E não se trata apenas de ganhar dinheiro. Trata-se também de organizar melhor um ativo já existente. Em tempos de orçamento apertado, qualquer receita adicional pode aliviar taxa condominial, reforçar caixa, melhorar manutenção, ampliar segurança ou financiar melhorias. O que antes era apenas uma área subutilizada pode passar a colaborar com a saúde financeira do empreendimento.
Outro aspecto mencionado na entrevista é o ganho operacional trazido por uma empresa especializada. Porque transformar vagas em negócio não significa apenas abrir o portão e esperar carros aparecerem. Há tecnologia, controle de acesso, automação, cobrança, segurança, gestão de fluxo, análise de horários e padronização de operação. Sem isso, a boa ideia pode virar bagunça. E bagunça, em condomínio, costuma custar caro.
A fala de Henrique caminha justamente nessa direção, a profissionalização evita improviso e reduz risco. Em vez de o condomínio tentar virar operador por conta própria, com toda a complexidade que isso envolve, a terceirização especializada aparece como caminho mais racional. É a velha história de concentrar energia no que é essencial e deixar a operação técnica com quem vive disso.

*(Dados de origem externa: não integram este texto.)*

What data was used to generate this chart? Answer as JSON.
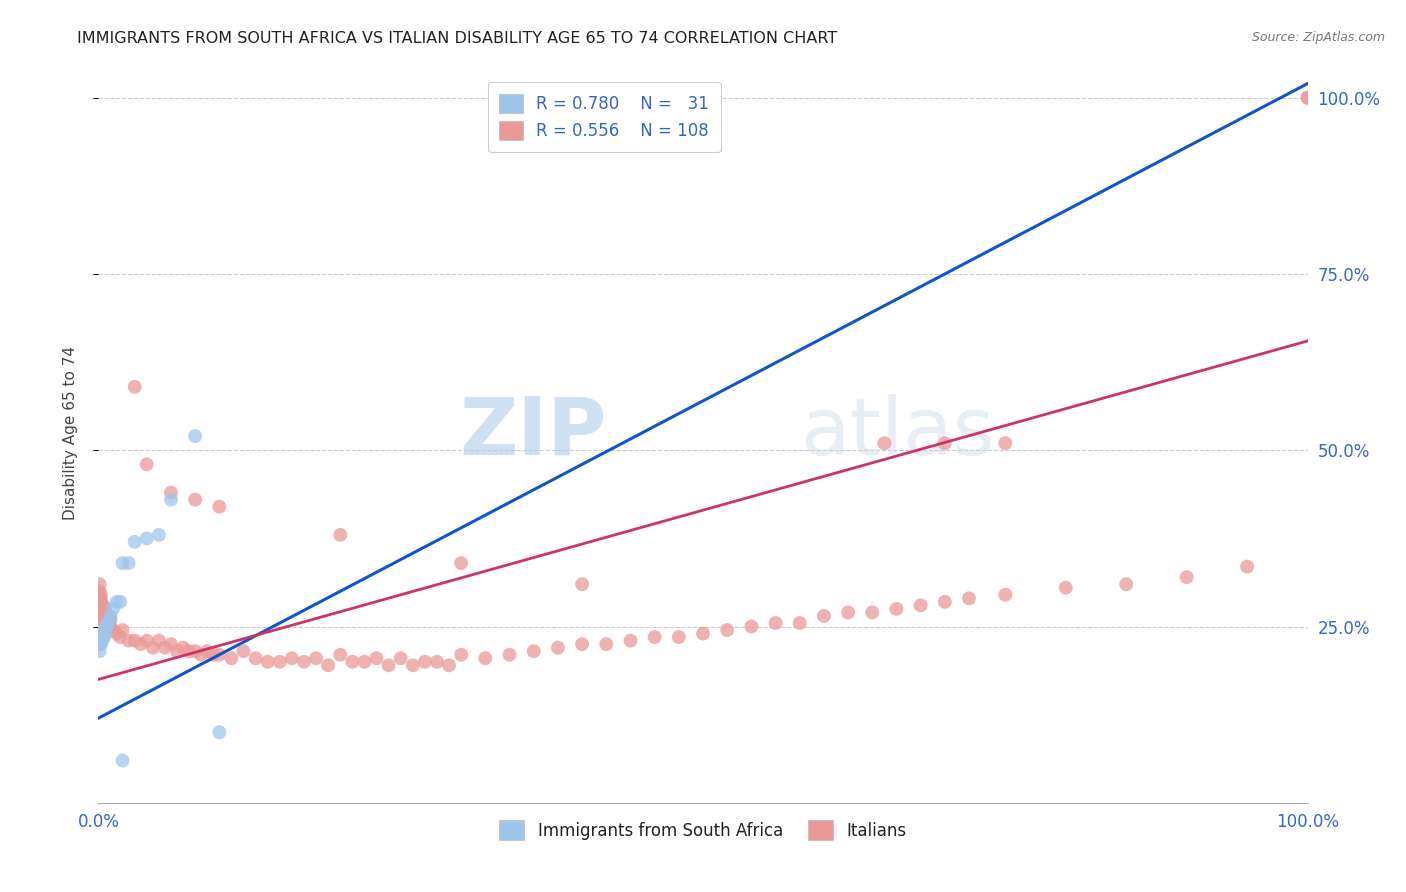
{
  "title": "IMMIGRANTS FROM SOUTH AFRICA VS ITALIAN DISABILITY AGE 65 TO 74 CORRELATION CHART",
  "source": "Source: ZipAtlas.com",
  "ylabel": "Disability Age 65 to 74",
  "legend_blue_r": "R = 0.780",
  "legend_blue_n": "N =   31",
  "legend_pink_r": "R = 0.556",
  "legend_pink_n": "N = 108",
  "legend_label_blue": "Immigrants from South Africa",
  "legend_label_pink": "Italians",
  "blue_color": "#9fc5e8",
  "pink_color": "#ea9999",
  "blue_line_color": "#1155cc",
  "pink_line_color": "#cc3366",
  "watermark_zip": "ZIP",
  "watermark_atlas": "atlas",
  "blue_x": [
    0.001,
    0.001,
    0.001,
    0.001,
    0.002,
    0.002,
    0.002,
    0.003,
    0.003,
    0.004,
    0.004,
    0.005,
    0.005,
    0.006,
    0.006,
    0.007,
    0.008,
    0.009,
    0.01,
    0.012,
    0.015,
    0.018,
    0.02,
    0.025,
    0.03,
    0.04,
    0.05,
    0.06,
    0.08,
    0.1,
    0.02
  ],
  "blue_y": [
    0.235,
    0.225,
    0.215,
    0.23,
    0.23,
    0.225,
    0.24,
    0.23,
    0.235,
    0.24,
    0.235,
    0.245,
    0.235,
    0.245,
    0.25,
    0.25,
    0.255,
    0.26,
    0.265,
    0.275,
    0.285,
    0.285,
    0.34,
    0.34,
    0.37,
    0.375,
    0.38,
    0.43,
    0.52,
    0.1,
    0.06
  ],
  "pink_x": [
    0.001,
    0.001,
    0.001,
    0.001,
    0.001,
    0.002,
    0.002,
    0.002,
    0.002,
    0.002,
    0.003,
    0.003,
    0.003,
    0.004,
    0.004,
    0.004,
    0.005,
    0.005,
    0.005,
    0.006,
    0.006,
    0.007,
    0.007,
    0.008,
    0.008,
    0.009,
    0.009,
    0.01,
    0.01,
    0.012,
    0.015,
    0.018,
    0.02,
    0.025,
    0.03,
    0.035,
    0.04,
    0.045,
    0.05,
    0.055,
    0.06,
    0.065,
    0.07,
    0.075,
    0.08,
    0.085,
    0.09,
    0.095,
    0.1,
    0.11,
    0.12,
    0.13,
    0.14,
    0.15,
    0.16,
    0.17,
    0.18,
    0.19,
    0.2,
    0.21,
    0.22,
    0.23,
    0.24,
    0.25,
    0.26,
    0.27,
    0.28,
    0.29,
    0.3,
    0.32,
    0.34,
    0.36,
    0.38,
    0.4,
    0.42,
    0.44,
    0.46,
    0.48,
    0.5,
    0.52,
    0.54,
    0.56,
    0.58,
    0.6,
    0.62,
    0.64,
    0.66,
    0.68,
    0.7,
    0.72,
    0.75,
    0.8,
    0.85,
    0.9,
    0.95,
    1.0,
    1.0,
    0.65,
    0.7,
    0.75,
    0.03,
    0.04,
    0.06,
    0.08,
    0.1,
    0.2,
    0.3,
    0.4
  ],
  "pink_y": [
    0.29,
    0.27,
    0.3,
    0.28,
    0.31,
    0.27,
    0.29,
    0.28,
    0.295,
    0.285,
    0.27,
    0.28,
    0.265,
    0.275,
    0.26,
    0.28,
    0.265,
    0.275,
    0.255,
    0.265,
    0.27,
    0.255,
    0.265,
    0.26,
    0.25,
    0.255,
    0.26,
    0.25,
    0.26,
    0.245,
    0.24,
    0.235,
    0.245,
    0.23,
    0.23,
    0.225,
    0.23,
    0.22,
    0.23,
    0.22,
    0.225,
    0.215,
    0.22,
    0.215,
    0.215,
    0.21,
    0.215,
    0.21,
    0.21,
    0.205,
    0.215,
    0.205,
    0.2,
    0.2,
    0.205,
    0.2,
    0.205,
    0.195,
    0.21,
    0.2,
    0.2,
    0.205,
    0.195,
    0.205,
    0.195,
    0.2,
    0.2,
    0.195,
    0.21,
    0.205,
    0.21,
    0.215,
    0.22,
    0.225,
    0.225,
    0.23,
    0.235,
    0.235,
    0.24,
    0.245,
    0.25,
    0.255,
    0.255,
    0.265,
    0.27,
    0.27,
    0.275,
    0.28,
    0.285,
    0.29,
    0.295,
    0.305,
    0.31,
    0.32,
    0.335,
    1.0,
    1.0,
    0.51,
    0.51,
    0.51,
    0.59,
    0.48,
    0.44,
    0.43,
    0.42,
    0.38,
    0.34,
    0.31
  ]
}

No fundo, a discussão levantada pela entrevista vai além do estacionamento. Ela fala sobre mentalidade de gestão patrimonial. O Brasil urbano está cheio de espaços subaproveitados, estruturas mal monetizadas e ativos tratados apenas como despesa. Quando alguém olha para esse cenário com lógica empresarial, surge uma pergunta quase inevitável: o que mais está parado sem necessidade?
A vaga ociosa é apenas um símbolo disso. Um símbolo muito concreto, muito visível. E talvez por isso mesmo tão eloquente. Porque ela mostra como decisões aparentemente pequenas podem esconder oportunidades relevantes. Em vez de tratar a garagem como mera extensão passiva do prédio, a lógica apresentada por Henrique Soares sugere outra leitura: a de que o espaço também é ativo, desde que exista demanda real, regra clara e operação profissional.
No fim das contas, a lição da entrevista cabe em uma linha, dessas que servem tanto para o mercado quanto para a vida: estrutura sem fluxo é custo; estrutura com inteligência pode virar receita.
E, convenhamos, em tempos de condomínio caro, caixa pressionado e cidades cada vez mais congestionadas, deixar vaga parada pode não ser apenas desperdício. Pode ser desatenção gerencial com dinheiro que está no chão, literalmente.